Unsupervised tractive momentum: a novel unsupervised few‑shot learning framework

Zhong Cao, Jiang Lu, He Liu, Yuheng Luo

Published: 27 Aug 2025, Last Modified: 05 May 2026The Journal of Supercomputing Volume 81, article number 1281, (2025)EveryoneCC BY 4.0

Abstract: Few-shot learning (FSL) aims at distilling transferable knowledge on existing concepts to cope with novel concepts for which only a few labeled data are available. Most of the popular FSL methods acquire this knowledge by learning on large-scale supervised data from the existing concepts. Considering obtaining supervised data might sometimes be difficult and heavy-burden, we pursue a relatively mild prerequisite for FSL, that is, using unsupervised instead of supervised data to acquire the transferable knowledge. We propose a novel easy-to-implement FSL framework, Unsupervised Tractive Momentum (UTM), composed of modular dual encoders, a combinatorial loss mechanism, and a classifier that together form a reusable and extensible learning system, that only requires unsupervised data of existing concepts. UTM randomly samples unsupervised data and augments them to create many synthetic query-key matching tasks on-the-fly, and deploys two different encoders while possessing identical architecture, named traction encoder and momentum encoder, to learn a representation space by a combinatorial parameter updating manner. The representation space learned on unsupervised data is expected to be a good fit to few-shot recognition on novel concepts. UTM is composed of parallelizable dual encoders and optimized for scalable training in GPU-based highperformance computing environments.

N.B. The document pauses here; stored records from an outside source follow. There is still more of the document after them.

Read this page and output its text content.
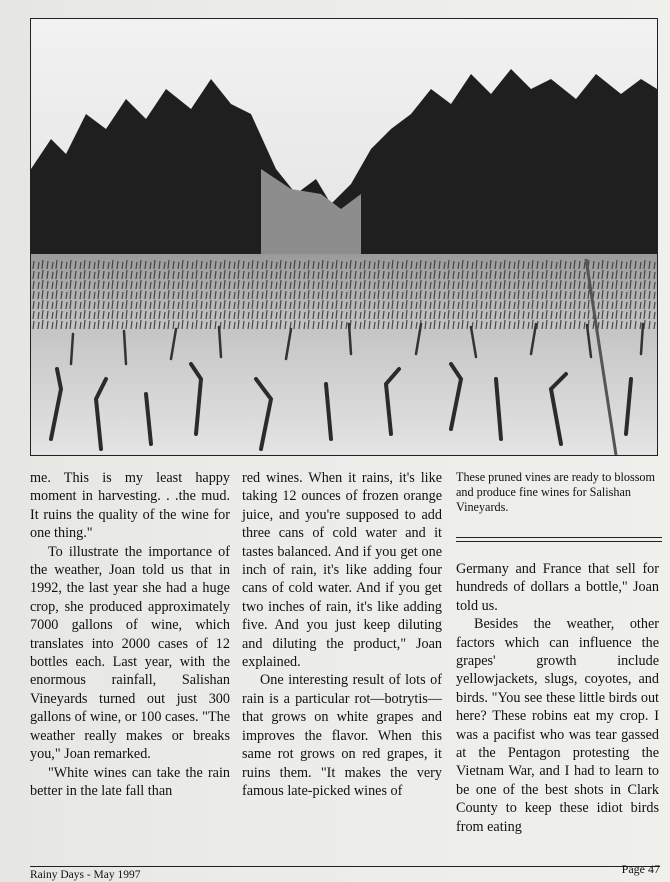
me. This is my least happy moment in harvesting. . .the mud. It ruins the quality of the wine for one thing."

To illustrate the importance of the weather, Joan told us that in 1992, the last year she had a huge crop, she produced approximately 7000 gallons of wine, which translates into 2000 cases of 12 bottles each. Last year, with the enormous rainfall, Salishan Vineyards turned out just 300 gallons of wine, or 100 cases. "The weather really makes or breaks you," Joan remarked.

"White wines can take the rain better in the late fall than

red wines. When it rains, it's like taking 12 ounces of frozen orange juice, and you're supposed to add three cans of cold water and it tastes balanced. And if you get one inch of rain, it's like adding four cans of cold water. And if you get two inches of rain, it's like adding five. And you just keep diluting and diluting the product," Joan explained.

One interesting result of lots of rain is a particular rot—botrytis—that grows on white grapes and improves the flavor. When this same rot grows on red grapes, it ruins them. "It makes the very famous late-picked wines of

These pruned vines are ready to blossom and produce fine wines for Salishan Vineyards.

Germany and France that sell for hundreds of dollars a bottle," Joan told us.

Besides the weather, other factors which can influence the grapes' growth include yellowjackets, slugs, coyotes, and birds. "You see these little birds out here? These robins eat my crop. I was a pacifist who was tear gassed at the Pentagon protesting the Vietnam War, and I had to learn to be one of the best shots in Clark County to keep these idiot birds from eating

Rainy Days - May 1997	Page 47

Theoretical convergence and bound analysis further support its deployment in distributed systems. Theoretical justifications of the parameter updating mechanism in UTM are given from the perspective of convergence, and a theoretical loss bound for UTM is proved, which mathematically quantifies the relationship between our self-supervised UTM and the vanilla supervised method. Extensive experimental evaluation on several benchmark datasets demonstrates that UTM yields significant improvement to state-of-the-art unsupervised methods even very close to supervised methods, which can also be well explained using our theory.